Certains cultivateurs bordent avec une grande planche qu’ils placent de côté sur le bord de la couche. Le terreau est ensuite ramené au pied et fortement tassé, la planche est soutenue par des chevilles en fil de fer fort, ou en bois; c’est un bon moyen peu dispendieux.

Les Ados.

— Les ados sont des plates-bandes, inclinées au midi, qu’on établit successivement en plein carré, ou le long d’un mur. Lorsque l’on a fait choix de l’emplacement, on procède ainsi : le sol une fois bien labouré, on trace des lignes plus ou moins éloignées suivant la largeur à donner aux ados, de lm,50 à 2 mètres, puis avec la bêche on enlève la terre du devant pour recharger le derrière. On bat avec le dos de la pelle le haut qui forme glacis, pour y faire tenir la terre, ou mieux encore on la maintient par des planches, ce qui est préférable. L’inclinaison à donner aux ados est de 15 centimètres par mètre, on passe ensuite le râteau sur le tout, et on étend une certaine épaisseur de terreau.

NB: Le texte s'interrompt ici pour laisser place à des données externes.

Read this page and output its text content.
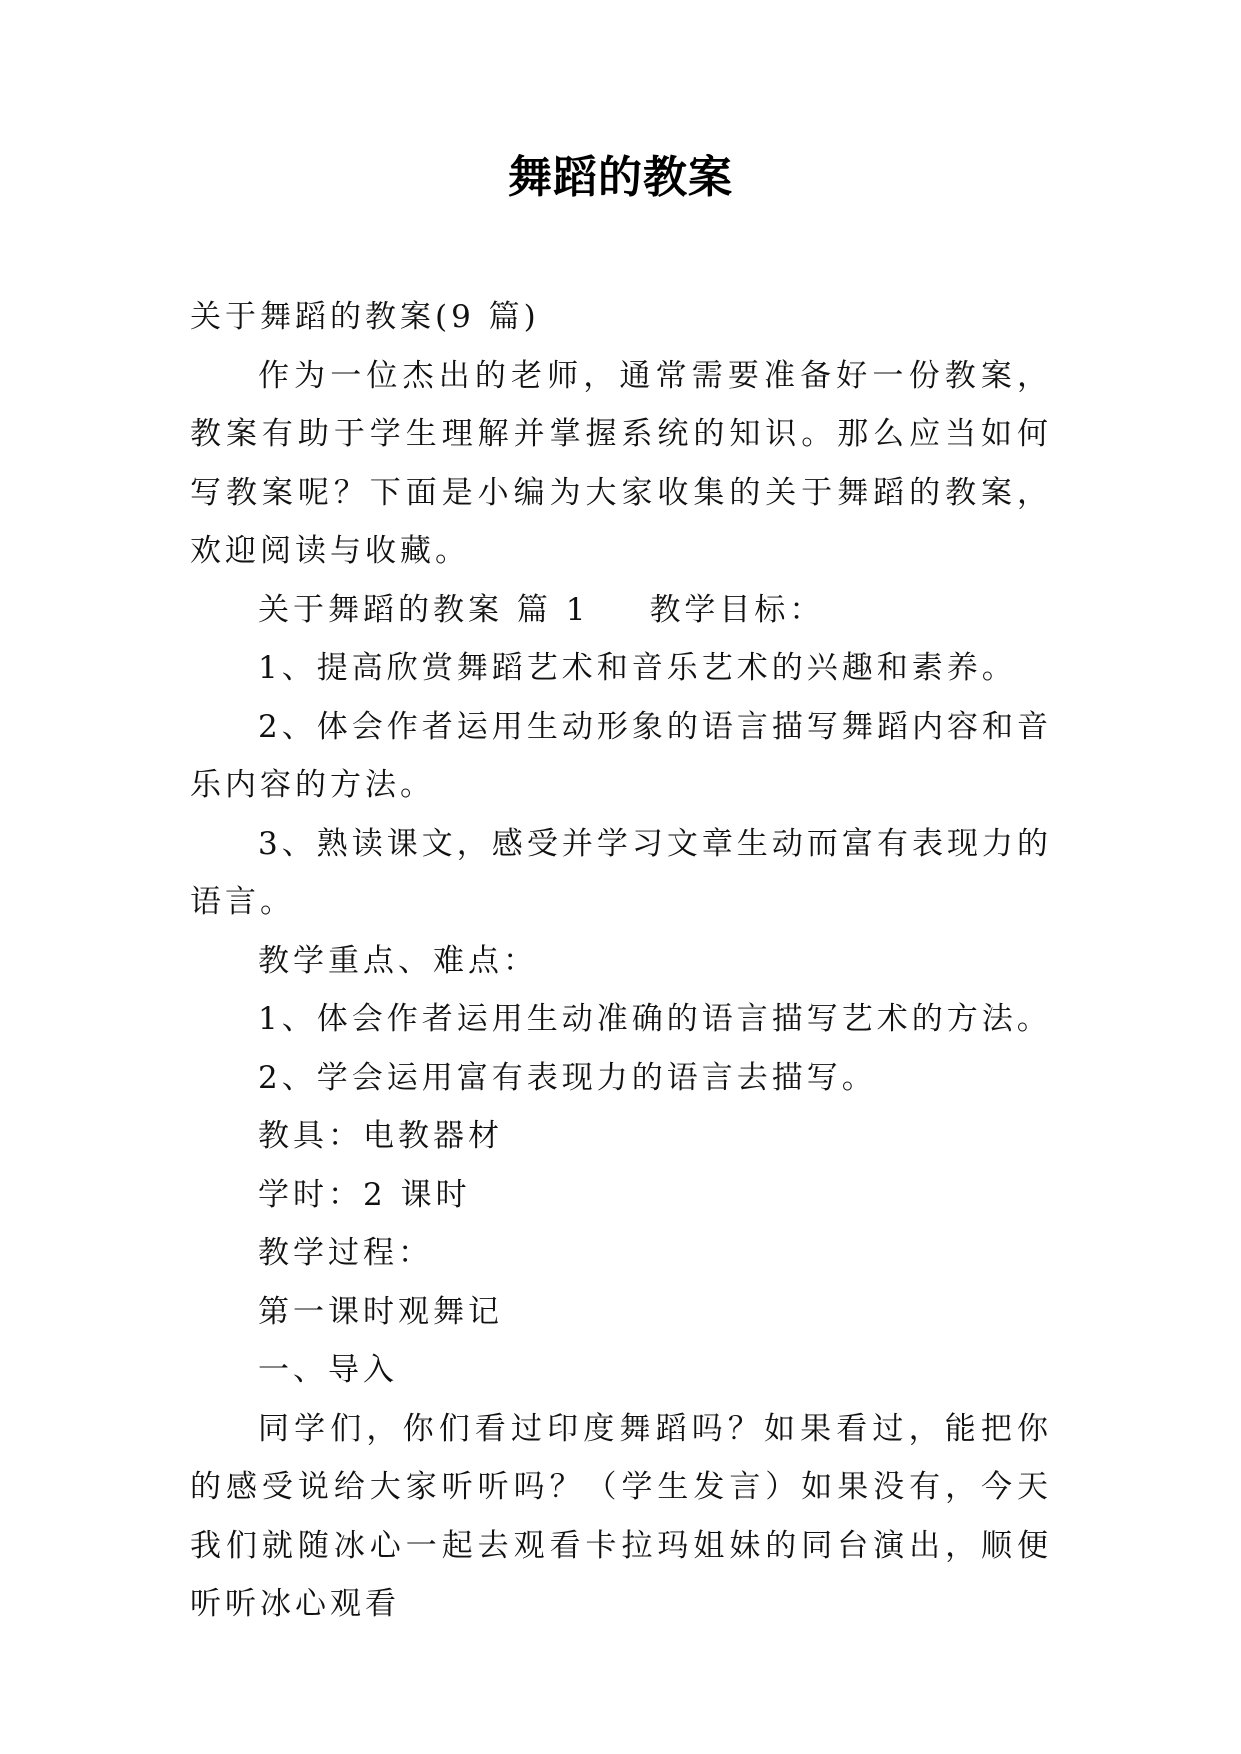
舞蹈的教案

关于舞蹈的教案(9 篇)

作为一位杰出的老师，通常需要准备好一份教案，教案有助于学生理解并掌握系统的知识。那么应当如何写教案呢？下面是小编为大家收集的关于舞蹈的教案，欢迎阅读与收藏。

关于舞蹈的教案 篇 1 教学目标：

1、提高欣赏舞蹈艺术和音乐艺术的兴趣和素养。

2、体会作者运用生动形象的语言描写舞蹈内容和音乐内容的方法。

3、熟读课文，感受并学习文章生动而富有表现力的语言。

教学重点、难点：

1、体会作者运用生动准确的语言描写艺术的方法。

2、学会运用富有表现力的语言去描写。

教具：电教器材

学时：2 课时

教学过程：

第一课时观舞记

一、导入

同学们，你们看过印度舞蹈吗？如果看过，能把你的感受说给大家听听吗？（学生发言）如果没有，今天我们就随冰心一起去观看卡拉玛姐妹的同台演出，顺便听听冰心观看
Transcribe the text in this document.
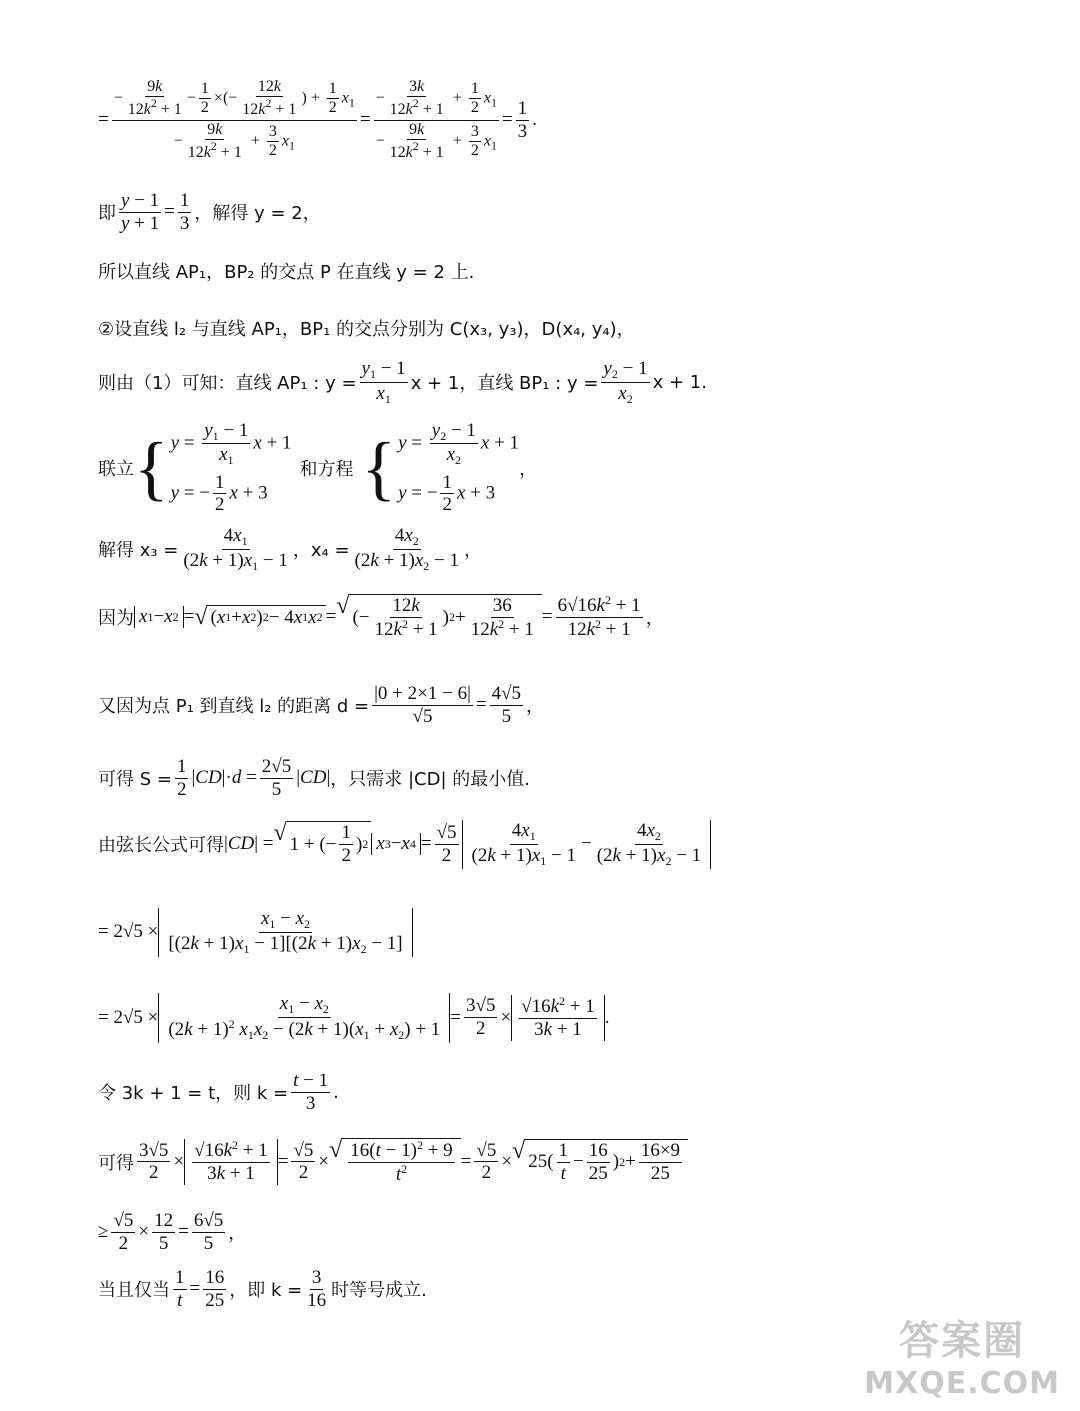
= $\frac{- \frac{9k}{12k^2 + 1} - \frac{1}{2} \times(- \frac{12k}{12k^2 + 1} ) + \frac{1}{2} x_1}{- \frac{9k}{12k^2 + 1} + \frac{3}{2} x_1} = \frac{- \frac{3k}{12k^2 + 1} + \frac{1}{2} x_1}{- \frac{9k}{12k^2 + 1} + \frac{3}{2} x_1} = \frac{1}{3}$ .
即 $\frac{y - 1}{y + 1} = \frac{1}{3}$ ，解得 y = 2，
所以直线 AP₁，BP₂ 的交点 P 在直线 y = 2 上.
②设直线 l₂ 与直线 AP₁，BP₁ 的交点分别为 C(x₃, y₃)，D(x₄, y₄)，
则由（1）可知：直线 AP₁ : $y = \frac{y_1 - 1}{x_1}$ x + 1，直线 BP₁ : $y = \frac{y_2 - 1}{x_2}$ x + 1.
联立 { $y = \frac{y_1 - 1}{x_1}$ x + 1
y = − $\frac{1}{2}$ x + 3
和方程 { $y = \frac{y_2 - 1}{x_2}$ x + 1
y = − $\frac{1}{2}$ x + 3
，
解得 $x_3 = \frac{4x_1}{(2k + 1)x_1 - 1}$ ，$x_4 = \frac{4x_2}{(2k + 1)x_2 - 1}$ ，
因为 x 1 − x 2 = √ ( x 1 + x 2 ) 2 − 4 x 1 x 2 = √ (−
12k
$12k^2 + 1$
) 2 +
36
$12k^2 + 1$
= $\frac{6√16k^2 + 1}{12k^2 + 1}$ ，
又因为点 P₁ 到直线 l₂ 的距离 $d = \frac{|0 + 2\times 1 - 6|}{√5} = \frac{4√5}{5}$ ，
可得 $S = \frac{1}{2} |CD|\cdot d = \frac{2√5}{5} |CD|$ ，只需求 |CD| 的最小值.
由弦长公式可得 |CD| = √ 1 + (−
1
2
) 2 x 3 − x $4 = \frac{√5}{2}$	$4x_1$
$(2k + 1)x_1 - 1$
−
$4x_2$
$(2k + 1)x_2 - 1$
= 2√5 ×
$x_1 - x_2$
$[(2k + 1)x_1 - 1][(2k + 1)x_2 - 1]$
= 2√5 ×
$x_1 - x_2$
$(2k + 1)^2$ $x_1x_2 - (2k + 1)(x_1 + x_2) + 1$
= $\frac{3√5}{2}$ ×
$√16k^2 + 1$
3k + 1
.
令 3k + 1 = t，则 $k = \frac{t - 1}{3}$ .
可得 $\frac{3√5}{2}$ ×
$√16k^2 + 1$
3k + 1
= $\frac{√5}{2}$ × √ $16(t - 1)^2 + 9$
$t^2$	= $\frac{√5}{2}$ × √ 25(
1
t
−
16
25
) 2 +
16×9
25
≥ $\frac{√5}{2} \times \frac{12}{5} = \frac{6√5}{5}$ ，
当且仅当 $\frac{1}{t} = \frac{16}{25}$ ，即 $k = \frac{3}{16}$ 时等号成立.
答案圈
MXQE.COM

Ce genre de travail est excellent, car avec cela on obtient une végétation plus hâtive que par la culture à plat et on est toujours sûr d’avoir de bons résultats ; c’est surtout pendant l’hiver et au printemps que les ados sont nécessaires.

Il n’y a guère qu’aux environs de Paris, dans le nord et l’est de la France que les ados sont utilisés avec succès. Dans le Midi, ils ne donneraient de bons résultats que pendant l’hiver, au moment des plus grands froids.